Drei Tage nach den Terroranschlägen auf zwei der wichtigsten Symbole Amerikas – die Zwillingstürme des Kapitalismus und die pentagonale Festung militärischer Überlegenheit – scheint die Normalität wieder in die Straßen Washingtons zurückgekehrt. Nur die Militärfahrzeuge an jeder größeren Kreuzung der Stadt und die verstärkte Polizeipräsenz verbleiben als Zeugen des Unfassbaren. Doch hinter der scheinbar gelassenen Fassade der Bevölkerung beherrschen vier Gefühle die Menschen: Unsicherheit, Trauer, Angst und Hass.
Ständige Unsicherheit
Jeder Hubschrauber, jedes Flugzeug, das über der Stadt kreist und sich nicht eindeutig als dem Militär oder der Polizei zugehörig identifizieren lässt, treibt Schauer über den Rücken der Verkehrsteilnehmer. Die Fußgänger beschleunigen heimlich ihren Schritt und suchen den nächstgelegenen Fernseher in einem Schaufenster oder Kaffeehaus. Das Gefühl der absoluten Sicherheit in dem sich die Amerikaner auf ihrer Heimaterde bisher wiegten, existiert nicht mehr - eingestürzt wie das World Trade Center.
Allgemeine Trauer
Die Ausmaße des Terrors, der im Großen so unbegreifbar ist, gewinnen im Kleinen Konturen. Niemand, der nicht betroffen ist. Jedes Gespräch beginnt mit der Frage nach dem Wohlbefinden von Freunden und Angehörigen. Fast jeder, dessen Familie von dem Unglück verschont geblieben ist, hat zumindest einen Bekannten, der persönlich oder dessen Freund von der Tragödie betroffen ist. Langsam klärt sich auch das Schicksaal der schon längst in Washington erwarteten Besucher auf. Erleichtert erfährt man, dass die verschollene Freundin nach drei Tagen ungeplanten Neufundlandaufenthaltes wieder sicher in Europa ist.
Allgegenwärtige Angst
Fast überall herrscht Angst. Doch nicht nur vor weiteren Akten des Terrors, sondern auch davor, wie Amerika auf diesen Anschlag reagieren wird. Jedem ist bewusst, dass die Vereinigten Staaten und die internationale Staatengemeinschaft auf die Anschläge reagieren werden. Man sorgt sich auch vor den möglichen Folgen eines Einsatzes massiver Waffengewalt. Bisher nur theoretisch diskutierte Horror-Szenarien haben mit einem Schlag eine seit der Kubakrise ungekannte Realität. So schloss Verteidigungsberater Christopher Winkler die Verwendung von strategischen Atomsprengkörpern nicht aus, hätte das Flugzeug die gegenüberliegende Seite des Pentagons zerstört und dadurch etwa das Leben von Defense Secretary Rumsfeld und hochrangigen Armeeangehörigen und Beamten gekostet.
Wachsender Hass
Langsam legten sich Schock und Entsetzen und machten Hass und Rachsucht Platz. „Ich wünsche, dass man den Verantwortlichen eine Kugel durch den Kopf jagt." - so hörte man fast überall. Die Fernsehbilder von Freudenfeiern im Nahen Osten und verstärkte Berichterstattung, die Osama bin Laden und arabisch-moslemische Terroristen in direkten Zusammenhang mit dem Terrorakt bringen, verstärken gleichzeitig alte Feindbilder. Kaum einer, der seine Rachegelüste zurückhält, kaum einer, der nicht nach Vergeltung ruft.
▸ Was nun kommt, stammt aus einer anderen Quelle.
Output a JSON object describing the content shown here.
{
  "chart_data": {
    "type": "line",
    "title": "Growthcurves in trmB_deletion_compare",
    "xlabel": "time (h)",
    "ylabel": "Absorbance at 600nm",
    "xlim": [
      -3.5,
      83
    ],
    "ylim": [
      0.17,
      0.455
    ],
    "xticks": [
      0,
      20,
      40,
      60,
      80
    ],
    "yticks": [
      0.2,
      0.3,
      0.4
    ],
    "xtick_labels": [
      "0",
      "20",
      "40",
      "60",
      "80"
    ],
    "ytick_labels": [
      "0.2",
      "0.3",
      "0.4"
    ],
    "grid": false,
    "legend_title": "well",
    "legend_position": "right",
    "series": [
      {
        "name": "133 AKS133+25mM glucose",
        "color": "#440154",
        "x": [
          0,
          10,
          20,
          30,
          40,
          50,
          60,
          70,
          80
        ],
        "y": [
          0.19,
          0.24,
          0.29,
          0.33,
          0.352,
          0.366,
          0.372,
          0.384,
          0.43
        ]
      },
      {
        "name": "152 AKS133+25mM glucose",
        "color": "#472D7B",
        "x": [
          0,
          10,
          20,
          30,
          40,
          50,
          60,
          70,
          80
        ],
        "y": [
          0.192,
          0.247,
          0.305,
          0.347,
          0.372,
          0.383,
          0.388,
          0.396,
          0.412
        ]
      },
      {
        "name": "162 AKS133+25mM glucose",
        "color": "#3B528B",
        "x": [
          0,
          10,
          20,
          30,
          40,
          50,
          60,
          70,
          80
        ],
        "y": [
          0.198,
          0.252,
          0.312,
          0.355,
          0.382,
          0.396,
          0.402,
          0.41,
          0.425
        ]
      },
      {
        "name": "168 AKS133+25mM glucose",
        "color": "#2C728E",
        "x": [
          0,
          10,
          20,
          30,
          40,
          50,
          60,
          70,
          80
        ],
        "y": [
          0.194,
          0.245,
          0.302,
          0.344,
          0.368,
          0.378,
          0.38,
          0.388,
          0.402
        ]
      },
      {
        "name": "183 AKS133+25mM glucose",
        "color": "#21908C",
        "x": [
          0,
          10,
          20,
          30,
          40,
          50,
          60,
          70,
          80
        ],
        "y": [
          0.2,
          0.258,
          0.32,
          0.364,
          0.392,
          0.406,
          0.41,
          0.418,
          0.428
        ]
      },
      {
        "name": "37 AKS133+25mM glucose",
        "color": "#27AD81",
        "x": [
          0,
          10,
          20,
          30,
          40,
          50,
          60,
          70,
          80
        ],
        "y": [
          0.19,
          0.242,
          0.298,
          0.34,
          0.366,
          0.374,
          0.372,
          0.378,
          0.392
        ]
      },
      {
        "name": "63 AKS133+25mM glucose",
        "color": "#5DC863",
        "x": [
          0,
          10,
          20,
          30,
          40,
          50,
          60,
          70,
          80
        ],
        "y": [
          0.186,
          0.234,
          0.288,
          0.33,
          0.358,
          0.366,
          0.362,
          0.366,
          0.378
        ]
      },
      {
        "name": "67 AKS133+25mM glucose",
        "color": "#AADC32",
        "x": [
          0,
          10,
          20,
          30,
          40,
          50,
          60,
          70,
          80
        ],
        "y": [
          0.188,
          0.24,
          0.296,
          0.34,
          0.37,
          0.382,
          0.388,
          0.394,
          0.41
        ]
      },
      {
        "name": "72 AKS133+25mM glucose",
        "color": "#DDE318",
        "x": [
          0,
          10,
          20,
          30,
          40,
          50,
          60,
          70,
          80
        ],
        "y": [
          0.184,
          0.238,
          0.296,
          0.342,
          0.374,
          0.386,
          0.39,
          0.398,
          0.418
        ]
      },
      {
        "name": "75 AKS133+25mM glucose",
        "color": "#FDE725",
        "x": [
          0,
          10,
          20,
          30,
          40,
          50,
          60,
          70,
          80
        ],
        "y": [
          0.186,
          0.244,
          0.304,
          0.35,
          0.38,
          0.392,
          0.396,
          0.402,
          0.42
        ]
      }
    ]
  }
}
Schon führen die neu erwachten alten Feindbilder zu Fällen von Selbstjustiz. Vereinzelte Übergriffe auf amerikanische Staatsbürger der arabisch-moslemischen Minderheit sind die Folge. So wurden die Türen von arabischen Geschäften mit Schweineblut bestrichen, ihre Schaufenster zerstört. Anonyme Anrufer hinterließen Gewaltandrohungen auf den Anrufbeantwortern von moslemischen Mitbürgern. Aus Angst vor der Rache blieben die arabischen Schulen in den letzten Tagen geschlossen. Moslemische Familien zogen es vor, ihre Wohnungen nicht zu verlassen, wenn es nicht unbedingt notwendig war.
Doch es gibt auch positive Zeichen. Schnell verurteilte der Kongress die Übergriffe deutlich und in der nationalen Trauermesse in der Kathedrale von Washington rief auch Präsident George W. Bush zur nationalen Versöhnung auf.